The missing and damaged boards allowed enough light to seep in for her to see that little had changed inside since she and Max had sneaked into this old barn that first night, and again several more times after that. He’d laid a blanket and pillow down onto a bed of fresh hay. They’d introduced each other to a world of passion that neither of them had ever experienced before. It was the most wonderful moment of her young life up to that point. She’d been so naive, believing that love would last forever. But nothing lasted forever, if indeed it had ever existed.
She wrapped her arms around her waist and stepped farther into the barn.
“What are you doing in here, Bex? It’s dangerous. Didn’t you see the No Trespassing signs out front?”
She whirled around, pressing a hand against her heart even as she recognized Max’s voice.
His eyes narrowed as he stepped closer. “You’ve been crying.”

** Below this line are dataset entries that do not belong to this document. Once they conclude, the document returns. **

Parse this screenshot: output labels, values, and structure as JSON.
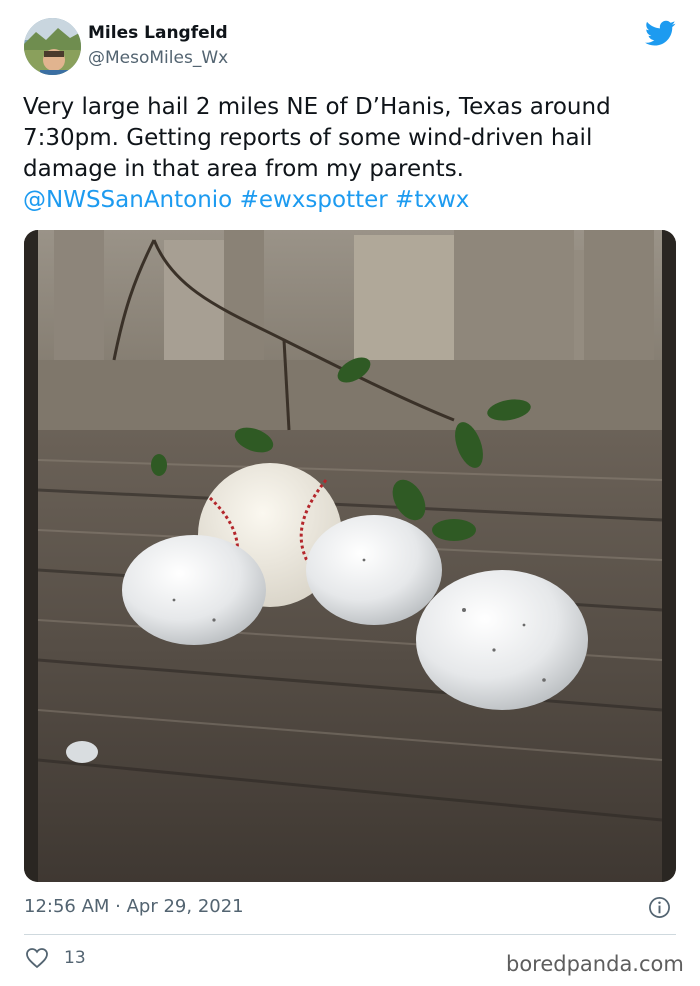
{
  "author": {
    "display_name": "Miles Langfeld",
    "handle": "@MesoMiles_Wx"
  },
  "tweet": {
    "lines": [
      "Very large hail 2 miles NE of D’Hanis, Texas around",
      "7:30pm. Getting reports of some wind-driven hail",
      "damage in that area from my parents."
    ],
    "links": {
      "mention": "@NWSSanAntonio",
      "hashtag1": "#ewxspotter",
      "hashtag2": "#txwx"
    }
  },
  "meta": {
    "timestamp": "12:56 AM · Apr 29, 2021",
    "like_count": "13"
  },
  "watermark": "boredpanda.com",
  "icons": {
    "brand": "twitter-bird-icon",
    "info": "info-icon",
    "like": "heart-icon"
  },
  "colors": {
    "brand_blue": "#1d9bf0",
    "secondary_text": "#536471",
    "divider": "#cfd9de"
  }
}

“I’m fine. What are you doing here? This can’t be a coincidence.”
“I tailed you out of town.” He held up his hands as if to stop any angry words. “I wasn’t trying to be intrusive or nosy. But you seemed upset and I was worried about you driving while upset. I just wanted to make sure you got home okay.” He looked around the barn. “Imagine my surprise when you turned in here.”
She wasn’t feeling charitable enough at the moment to believe that he’d followed her out of worry. In fact, she was more inclined to believe something else entirely.
“I didn’t wreck. Yay me. But I’m thinking your true reason for following me is that your chief ordered you to. Well, you can turn around and go back to the station. Tell him you did your duty, tried once again to convince me to go to the station, and once again I refused. Go on. I don’t need you here. And we both know you sure as hell don’t want to be here. Not with me. If you ever did.”
She turned her back on him and waited to hear his boots make a path to the doors. Instead, he moved closer. She could feel the heat of his body at her back even through her sweater. And she hated that what she wanted to do, what she really craved, was to take one step back and lean into him. She wanted to feel his arms come down around her, hold her and this time never let her go. And she hated herself for it.
“Bex, what’s wrong?” His deep voice curled itself around her like an invitation.